Tuesday, October 10, 2023

One thing at a time

Lately, this seems to be the lesson that God is trying to teach us.

There have been so many different situations and decisions we have experienced in just 3 months. My default mode, through my upbringing, has been to analyse, plan, and prepare before situations. So-called 'failures' or outcomes which turned out differently from expectations would lead towards a review of what could have gone wrong, what needed to be done instead, and so forth.

But perhaps, there really aren't so many things one can plan for or control. Or rather, there are so few things which I have control over.

While I think about this, there are also seemingly so many options and permutations of how things can turn out. How is one to make decisions which are good and fruitful?

Maybe one of the core things will be to check our hearts - what am I motivated by when I make such a decision? (Proverbs 4:23 Keep your heart with all vigilance, for from it flow the springs of life.)

And also to ask what does the King of my heart say to me?
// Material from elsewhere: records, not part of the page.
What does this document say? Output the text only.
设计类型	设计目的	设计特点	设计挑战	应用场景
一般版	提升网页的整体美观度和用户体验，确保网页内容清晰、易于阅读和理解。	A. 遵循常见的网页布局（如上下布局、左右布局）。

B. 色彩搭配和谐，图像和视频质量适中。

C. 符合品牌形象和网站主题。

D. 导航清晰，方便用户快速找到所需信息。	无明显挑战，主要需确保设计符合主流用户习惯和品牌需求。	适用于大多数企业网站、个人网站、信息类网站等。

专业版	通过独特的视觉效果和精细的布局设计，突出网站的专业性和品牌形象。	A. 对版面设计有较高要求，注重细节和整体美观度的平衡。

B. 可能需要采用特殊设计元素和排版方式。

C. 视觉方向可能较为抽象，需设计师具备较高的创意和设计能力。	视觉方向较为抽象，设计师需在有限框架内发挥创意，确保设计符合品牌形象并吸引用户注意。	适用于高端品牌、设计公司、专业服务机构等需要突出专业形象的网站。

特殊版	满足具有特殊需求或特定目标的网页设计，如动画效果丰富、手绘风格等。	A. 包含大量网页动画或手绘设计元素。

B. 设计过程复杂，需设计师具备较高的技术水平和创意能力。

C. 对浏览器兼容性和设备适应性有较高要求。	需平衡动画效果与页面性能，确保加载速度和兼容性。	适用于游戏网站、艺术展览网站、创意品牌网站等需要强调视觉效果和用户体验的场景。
As I pause, I feel You gently ask me, what am I seeing? Not with my physical eyes, but with the eyes of faith about Your providence.
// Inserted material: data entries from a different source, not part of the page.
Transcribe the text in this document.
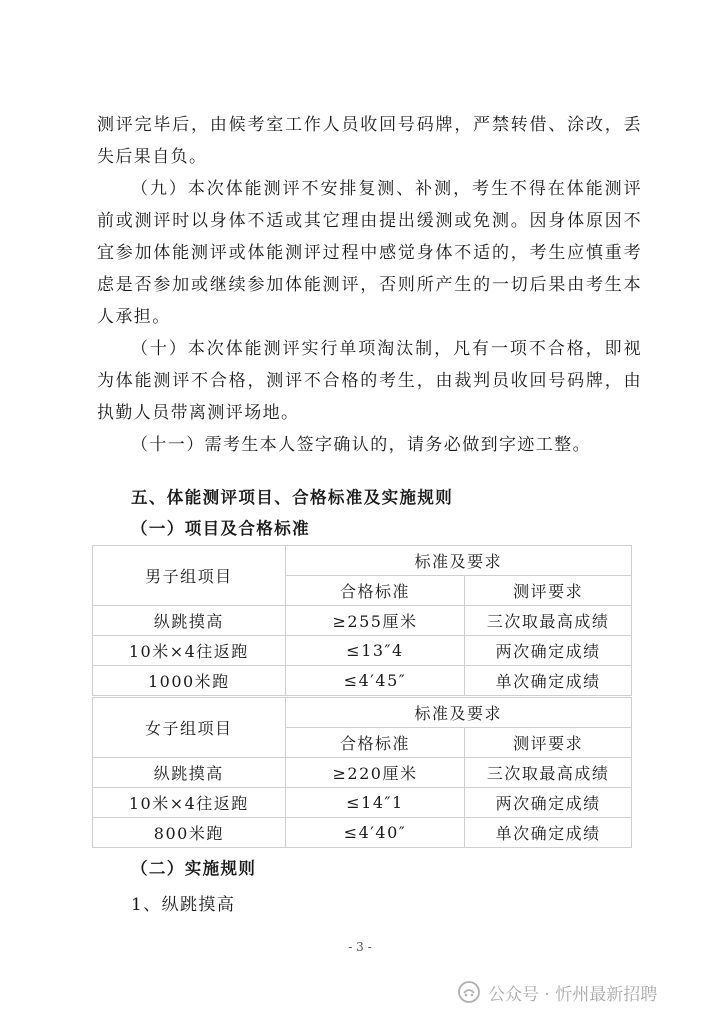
测评完毕后，由候考室工作人员收回号码牌，严禁转借、涂改，丢失后果自负。

（九）本次体能测评不安排复测、补测，考生不得在体能测评前或测评时以身体不适或其它理由提出缓测或免测。因身体原因不宜参加体能测评或体能测评过程中感觉身体不适的，考生应慎重考虑是否参加或继续参加体能测评，否则所产生的一切后果由考生本人承担。

（十）本次体能测评实行单项淘汰制，凡有一项不合格，即视为体能测评不合格，测评不合格的考生，由裁判员收回号码牌，由执勤人员带离测评场地。

（十一）需考生本人签字确认的，请务必做到字迹工整。

五、体能测评项目、合格标准及实施规则

（一）项目及合格标准

男子组项目	标准及要求	
	合格标准	测评要求
纵跳摸高	≥255厘米	三次取最高成绩
10米×4往返跑	≤13″4	两次确定成绩
1000米跑	≤4′45″	单次确定成绩
女子组项目	标准及要求	
	合格标准	测评要求
纵跳摸高	≥220厘米	三次取最高成绩
10米×4往返跑	≤14″1	两次确定成绩
800米跑	≤4′40″	单次确定成绩

（二）实施规则

1、纵跳摸高

- 3 -
公众号 · 忻州最新招聘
You have provided a helper we can work with. 

You have blessed us with a child who seems quite adaptable and seems to have taken sufficiently well to infantcare. (When I peeped at him, he was lying down on the playmat by himself. But after a while he began moving his arms to try and hit the toys hanging over him.)

You have provided us a relationship with You where we can surrender and entrust all our cares to You because You care for us (1 Peter 5:7 Give all your worries and cares to God, for he cares about you.)

You have brought us to a time where conversations with my family are now more transparent, rather than shame-based. You have built this over the years.

Though I resisted and struggled with the idea of placing baby in infantcare because it seemed as though I was not being very responsible, these few hours are giving me time to connect with myself, with You, and with my husband. If baby was at home with me today after hubby had fractured his toe yesterday and was facing work challenges, I would not be able to focus on a conversation with hubby.

Lord, I have to believe and trust that You hold all things together (Colossians 1:17 And he is before all things, and in him all things hold together.) Help us to raise our eyes to You above the rubble, above the noise, and see You leading and guiding us.

Thursday, October 5, 2023

O, Complexities and Contradictions

Some weeks ago, I saw the headline of this CNA article (‘I want to be a good mum’: How this new mother overcame job loss and baby blues to emerge more confident, Struggling as a new mother: How one woman settled into her identity as a mum - CNA Lifestyle (channelnewsasia.com)) and went on to read it eagerly, in hopes that I could find some words in the article which could help me express and/ or illuminate the many-layered experience(s) of being a mother, and a new mother too.

I was surprised but also comforted that I was not alone in the complexities and seemingly contradictory feelings I had/ have been experiencing about motherhood. I have felt the strain of these new duties but also the deep satisfaction in how some of these duties gave me time with my baby. I feel sad that I am starting him on infantcare and leaving him in the care of others; I feel anxious that I may be missing out on key moments of his growth and I worry if the infantcare staff will be gentle and kind to him. Yet, I am also relieved that I have some time for me to do things for myself (having time to journal, to express and organise my thoughts here is one of them!).

My husband reminded me earlier that at some point, all parents will have to release their hold on their children. There will come a point where we cannot be with our child all the time. For us now, it is infantcare. Yet, I must remember that I release our baby not to others but to remember that I continually surrender and release him to God. 

When we were expecting, God told my husband and I separately that He will be the One to care for and provide for our baby. Initially, our concern was about finances. But increasingly, I am realising that it is in each area of our baby's life that I must consciously submit baby to God's hands - finances, health, his development, our relationship as mother and child... There probably will be more.

As I walked away from infantcare this afternoon, I did not know what to do. Should I go home, or head to the nearby mall and get a nice, refreshing drink for myself as a break? The thought which came strongest was that I need to remember what God has told me to be - be a praying mother. The accompanying reminder was also that I need to continue to be rooted in Christ for that will be the inheritance I can offer to baby, the inheritance of our unfailing, loving God in whom I will place my trust in.